Roanoke Times Copyright (c) 1995, Landmark Communications, Inc. DATE: SUNDAY, September 19, 1993 TAG: 9309170159 SECTION: CURRENT PAGE: NRV-6 EDITION: NEW RIVER VALLEY SOURCE: PAUL DELLINGER STAFF WRITER DATELINE: WYTHEVILLE LENGTH: Medium
She saw a future in music for Stevens that even Stevens had not foreseen when she graduated from high school in Pulaski.
Stevens was planning to major in sociology at Lenoir-Rhyne College in Hickory, N.C., where her two brothers already were in school. She had taken piano lessons off and on, but had not thought of music as a career.
"I had really decided to go into social work," she said. "It was right before I went to Lenoir-Rhyne. I had a music teacher who kept saying I was going to major in music."
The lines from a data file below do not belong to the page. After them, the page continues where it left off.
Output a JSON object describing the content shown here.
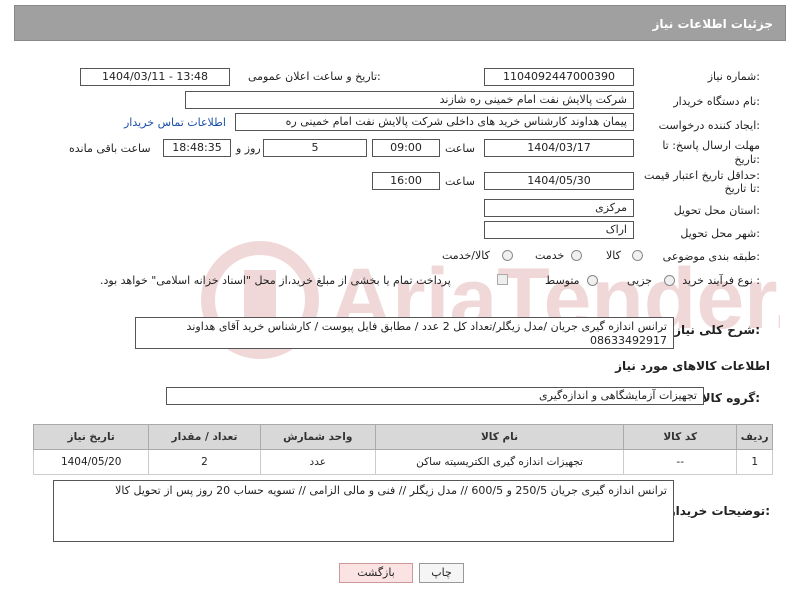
{
  "header": {
    "title": "جزئیات اطلاعات نیاز"
  },
  "fields": {
    "need_number_label": "شماره نیاز:",
    "need_number": "1104092447000390",
    "announce_label": "تاریخ و ساعت اعلان عمومی:",
    "announce_value": "1404/03/11 - 13:48",
    "buyer_org_label": "نام دستگاه خریدار:",
    "buyer_org": "شرکت پالایش نفت امام خمینی  ره  شازند",
    "creator_label": "ایجاد کننده درخواست:",
    "creator": "پیمان هداوند کارشناس خرید های داخلی  شرکت پالایش نفت امام خمینی  ره",
    "contact_link": "اطلاعات تماس خریدار",
    "deadline_label_1": "مهلت ارسال پاسخ: تا",
    "deadline_label_2": "تاریخ:",
    "deadline_date": "1404/03/17",
    "time_label": "ساعت",
    "deadline_time": "09:00",
    "days_value": "5",
    "days_label": "روز و",
    "remaining_time": "18:48:35",
    "remaining_label": "ساعت باقی مانده",
    "validity_label_1": "حداقل تاریخ اعتبار قیمت:",
    "validity_label_2": "تا تاریخ:",
    "validity_date": "1404/05/30",
    "validity_time": "16:00",
    "province_label": "استان محل تحویل:",
    "province": "مرکزی",
    "city_label": "شهر محل تحویل:",
    "city": "اراک",
    "category_label": "طبقه بندی موضوعی:",
    "category_options": [
      "کالا",
      "خدمت",
      "کالا/خدمت"
    ],
    "process_label": "نوع فرآیند خرید :",
    "process_options": [
      "جزیی",
      "متوسط"
    ],
    "payment_note": "پرداخت تمام یا بخشی از مبلغ خرید،از محل \"اسناد خزانه اسلامی\" خواهد بود.",
    "description_label": "شرح کلی نیاز:",
    "description_line1": "ترانس اندازه گیری جریان /مدل زیگلر/تعداد کل 2 عدد / مطابق فایل پیوست / کارشناس خرید آقای هداوند",
    "description_line2": "08633492917",
    "goods_info_title": "اطلاعات کالاهای مورد نیاز",
    "goods_group_label": "گروه کالا:",
    "goods_group": "تجهیزات آزمایشگاهی و اندازه‌گیری",
    "buyer_notes_label": "توضیحات خریدار:",
    "buyer_notes": "ترانس اندازه گیری جریان 250/5 و 600/5  //  مدل زیگلر //  فنی و مالی الزامی // تسویه حساب 20 روز پس از تحویل کالا"
  },
  "table": {
    "headers": [
      "ردیف",
      "کد کالا",
      "نام کالا",
      "واحد شمارش",
      "تعداد / مقدار",
      "تاریخ نیاز"
    ],
    "rows": [
      [
        "1",
        "--",
        "تجهیزات اندازه گیری الکتریسیته ساکن",
        "عدد",
        "2",
        "1404/05/20"
      ]
    ]
  },
  "buttons": {
    "print": "چاپ",
    "back": "بازگشت"
  },
  "watermark": {
    "text": "AriaTender.net"
  },
  "colors": {
    "header_bg": "#a0a0a0",
    "link": "#1a4fa8",
    "back_button": "#fbe3e3"
  }
}
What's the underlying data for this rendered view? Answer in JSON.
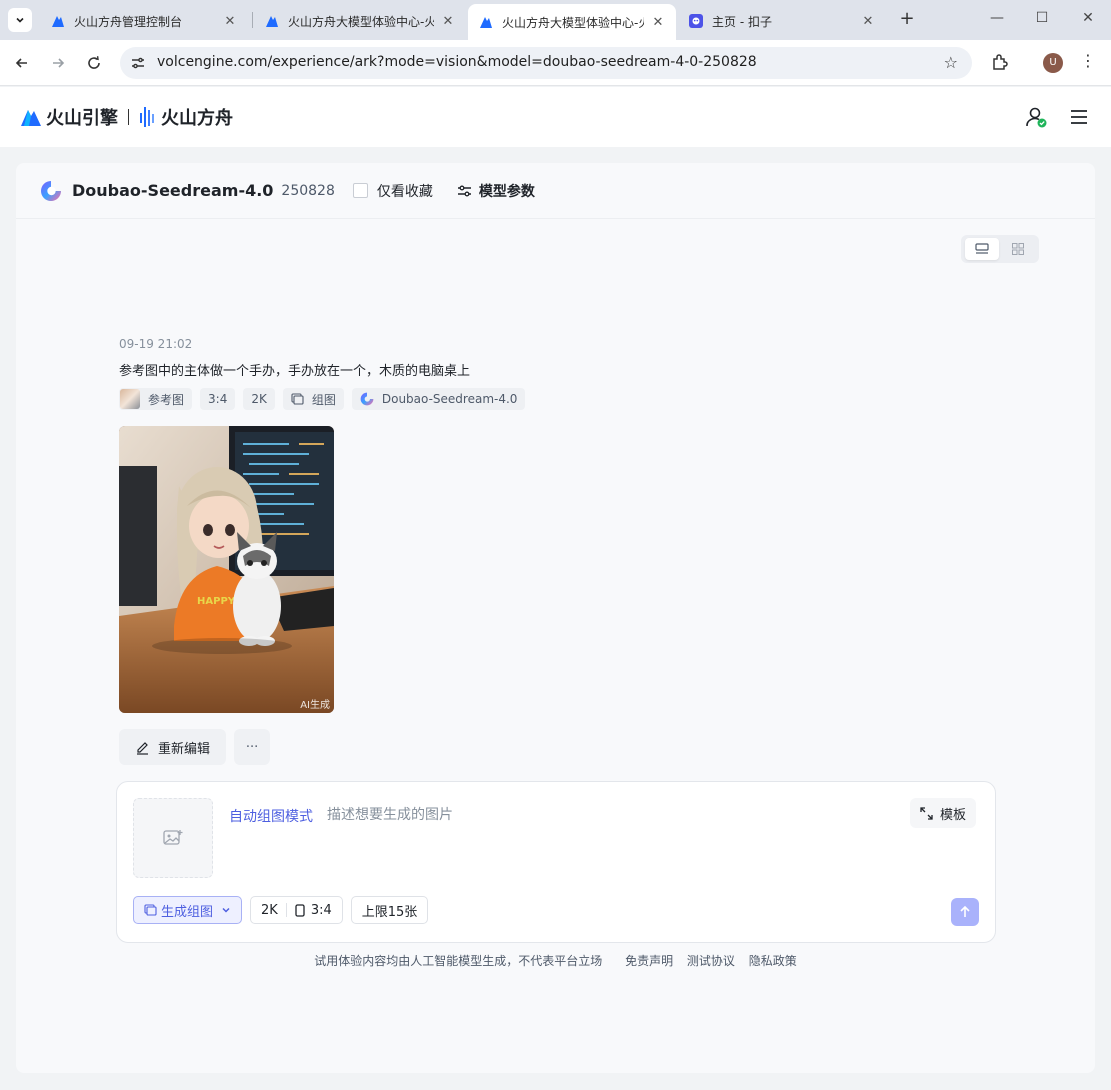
{
  "browser": {
    "tabs": [
      {
        "title": "火山方舟管理控制台",
        "active": false
      },
      {
        "title": "火山方舟大模型体验中心-火山引擎",
        "active": false
      },
      {
        "title": "火山方舟大模型体验中心-火山引擎",
        "active": true
      },
      {
        "title": "主页 - 扣子",
        "active": false
      }
    ],
    "url": "volcengine.com/experience/ark?mode=vision&model=doubao-seedream-4-0-250828",
    "profile_initial": "U"
  },
  "header": {
    "brand_primary": "火山引擎",
    "brand_secondary": "火山方舟"
  },
  "model_bar": {
    "model_name": "Doubao-Seedream-4.0",
    "model_version": "250828",
    "favorites_only_label": "仅看收藏",
    "params_label": "模型参数"
  },
  "message": {
    "time": "09-19 21:02",
    "prompt": "参考图中的主体做一个手办，手办放在一个，木质的电脑桌上",
    "chips": {
      "reference": "参考图",
      "ratio": "3:4",
      "resolution": "2K",
      "group": "组图",
      "model": "Doubao-Seedream-4.0"
    },
    "image_watermark": "AI生成",
    "image_shirt_text": "HAPPY",
    "reedit_label": "重新编辑",
    "more_label": "···"
  },
  "composer": {
    "mode_label": "自动组图模式",
    "placeholder": "描述想要生成的图片",
    "template_label": "模板",
    "generate_group_label": "生成组图",
    "resolution": "2K",
    "ratio": "3:4",
    "limit_label": "上限15张"
  },
  "footer": {
    "disclaimer": "试用体验内容均由人工智能模型生成，不代表平台立场",
    "links": [
      "免责声明",
      "测试协议",
      "隐私政策"
    ]
  },
  "colors": {
    "accent": "#4e5fe0",
    "send_button": "#a9b2fb",
    "status_green": "#1fb45a"
  }
}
That teacher, Mary Dunlap, clearly had seen the musical spark that has followed Stevens ever since. Stevens tried her hand at playing the organ, and things were never the same again.
She graduated as a music major and earned a master's in sacred music from Wittenberg University. She is a certified Associate in Ministry in the Evangelical Lutheran Church in America, her certification being in music.
One week ago, she was installed as director of music and lay associate in ministry at Holy Trinity Lutheran Church in Wytheville. The pastor for the service was her father, the Rev. Auburn Bowers of Pulaski.
Stevens was in high school in 1969 when her family moved from Knoxville, Tenn., to Pulaski. Now she lives in Pulaski with her husband, Jim.
She was organist and choir director for three years at Luther Memorial Lutheran Church in Blacksburg, an organist at St. Mark Lutheran Church in Charlottesville for eight years until her husband's job brought her back to Pulaski, an organist at Trinity Lutheran Church in Pulaski and, most recently, at Christ Episcopal Church in Pulaski.
She also gives private lessons in piano, organ and voice.
Stevens was looking for a job in another Lutheran church about the time Mary Kinkel, who had been commuting from Independence to Wytheville for years as organist at Holy Trinity, was retiring.
She got the job. It is a 30-minute commute from Pulaski to Wytheville for Wednesday practice and Sunday services, but "it's not that bad," Stevens said. "I'm really enjoying the people down there."